Report on “Archai 2008” and Platonic studies in Brazil
A week-long conference entitled “V Seminário Internacional Archai 2008” on the general theme of “The Ancient City” (A Cidade Antiga) was held at the University of Brasília from the 2nd to the 6th June, 2008, and I was kindly invited to give the opening lecture. The conference was supported by the Sociedade Brasileira de Platonistas (institutional member of the IPS) and the Núcleo de Estudos Clássicos, and was organized by Gabriele Cornelli (Professor at the Universidade de Brasilia; President of the SBP and member of the IPS) and his team. I congratulate them on the success of this huge and ambitious conference.
In addition to the Brazilian classicists and graduate students, several guest speakers from abroad gave talks: Giovanni Casertano, Franco Trabattoni (both from Italy), Francisco Lisi (from Spain), and Marcelo Boeri (from Chile). I am happy to report that I also met Prof. José Gabriel Trindade Santos, a long-standing IPS member who used to live in Lisbon but now teaches in Paraíba.
Between my opening talk and the closing talk by Giovanni Casertano, about 35 papers on various fields (Plato, Aristotle, history, literature, and archaeology) were given at 13 Round-Tables. In addition, over 70 papers were read at 25 parallel sessions. While most talks were in Portuguese, some were given in other languages (e.g. my own in English, Trabattoni’s in Italian), accompanied by Portuguese translations projected onto a screen.
The conference encouraged interdisciplinary discussion of classical civilization, and, remarkably, about 30 papers dealt with Plato (of which one third were on the Republic). This seems a clear indication that Platonic studies in Brazil are flourishing. I conversed with many graduate students and young researchers of Plato who study or teach in different parts of this large country.
The organization of the meeting was efficient, and it was intended to be “democratic” in the sense that the Organizing Committee accepted a number of papers from post-graduate students as well. With several foreign speakers present the conference naturally took on an international cast , though it was at base domestic. I appreciated this combination of nationality and internationality, as well as the open and democratic atmosphere. Information on the activities of Archai and of the conference can be seen on its website (www.archai.unb.br), and videos of the conference will also be accessible on it soon.

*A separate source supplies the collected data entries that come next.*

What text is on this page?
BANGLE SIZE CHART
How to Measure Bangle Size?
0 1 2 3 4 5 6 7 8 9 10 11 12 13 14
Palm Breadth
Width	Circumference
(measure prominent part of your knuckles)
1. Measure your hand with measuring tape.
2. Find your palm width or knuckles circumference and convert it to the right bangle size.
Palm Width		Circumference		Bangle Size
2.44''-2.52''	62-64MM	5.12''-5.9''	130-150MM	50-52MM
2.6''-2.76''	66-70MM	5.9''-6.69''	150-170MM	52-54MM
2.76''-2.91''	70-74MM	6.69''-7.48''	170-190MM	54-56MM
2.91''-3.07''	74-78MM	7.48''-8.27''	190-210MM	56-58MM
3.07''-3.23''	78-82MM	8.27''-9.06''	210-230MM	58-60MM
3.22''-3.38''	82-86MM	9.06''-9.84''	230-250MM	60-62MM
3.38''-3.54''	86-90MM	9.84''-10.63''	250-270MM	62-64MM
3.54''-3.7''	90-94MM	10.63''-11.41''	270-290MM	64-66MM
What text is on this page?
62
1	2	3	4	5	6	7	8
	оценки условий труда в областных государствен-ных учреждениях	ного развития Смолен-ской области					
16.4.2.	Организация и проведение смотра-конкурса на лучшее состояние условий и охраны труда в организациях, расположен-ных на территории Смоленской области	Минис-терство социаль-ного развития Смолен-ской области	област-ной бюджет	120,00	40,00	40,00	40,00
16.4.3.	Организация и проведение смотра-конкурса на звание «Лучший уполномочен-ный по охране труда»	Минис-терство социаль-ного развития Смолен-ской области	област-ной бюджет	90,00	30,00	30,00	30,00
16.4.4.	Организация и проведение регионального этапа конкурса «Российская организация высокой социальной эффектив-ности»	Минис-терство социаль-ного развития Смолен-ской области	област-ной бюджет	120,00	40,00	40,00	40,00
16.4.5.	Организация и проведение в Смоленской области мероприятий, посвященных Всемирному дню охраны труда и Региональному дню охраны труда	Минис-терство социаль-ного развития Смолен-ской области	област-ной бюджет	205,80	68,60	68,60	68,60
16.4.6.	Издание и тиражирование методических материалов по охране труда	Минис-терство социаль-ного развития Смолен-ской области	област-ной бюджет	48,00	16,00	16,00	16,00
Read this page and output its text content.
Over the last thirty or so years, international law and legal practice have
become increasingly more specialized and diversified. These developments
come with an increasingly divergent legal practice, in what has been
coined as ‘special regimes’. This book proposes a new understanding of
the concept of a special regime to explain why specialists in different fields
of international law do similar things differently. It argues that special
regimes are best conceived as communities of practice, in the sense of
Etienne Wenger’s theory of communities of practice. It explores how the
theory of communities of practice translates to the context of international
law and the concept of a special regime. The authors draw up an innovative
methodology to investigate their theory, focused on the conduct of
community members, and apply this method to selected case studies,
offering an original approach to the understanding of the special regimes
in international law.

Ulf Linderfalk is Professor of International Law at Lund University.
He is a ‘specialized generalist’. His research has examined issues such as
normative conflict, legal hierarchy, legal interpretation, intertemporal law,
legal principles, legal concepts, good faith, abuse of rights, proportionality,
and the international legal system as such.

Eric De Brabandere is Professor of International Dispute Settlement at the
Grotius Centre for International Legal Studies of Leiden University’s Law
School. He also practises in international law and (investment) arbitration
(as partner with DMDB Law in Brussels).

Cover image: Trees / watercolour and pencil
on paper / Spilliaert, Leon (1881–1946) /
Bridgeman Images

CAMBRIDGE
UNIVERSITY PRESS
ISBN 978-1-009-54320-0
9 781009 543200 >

During the conference, the publication of a new book, Tradição Clássica e o Brasil (eds. André Leonardo Chevitarese, Gabriele Cornelli, Maria Aparecide de Oliveira Silva: Fortium Editora, 2008), was also celebrated. The book includes 15 reports on various aspects of the history and situation of classical studies in Brazil, and it is expected to be of interest to many people outside the country in what is happening there.
This was my first visit to South America (though I am sorry to miss another invitation to Rio de Janeiro because of my tight schedule). I hope firmly that South American scholars, in Argentina, Brazil, Chile, Venezuela, and Peru (where we have several IPS members) will manage to forge closer relationships, in order to promote their academic exchanges even further. I am sure that they have much in common in language, tradition, and ways of studying Plato, and I hope the IPS will be able to aid them in their collaboration.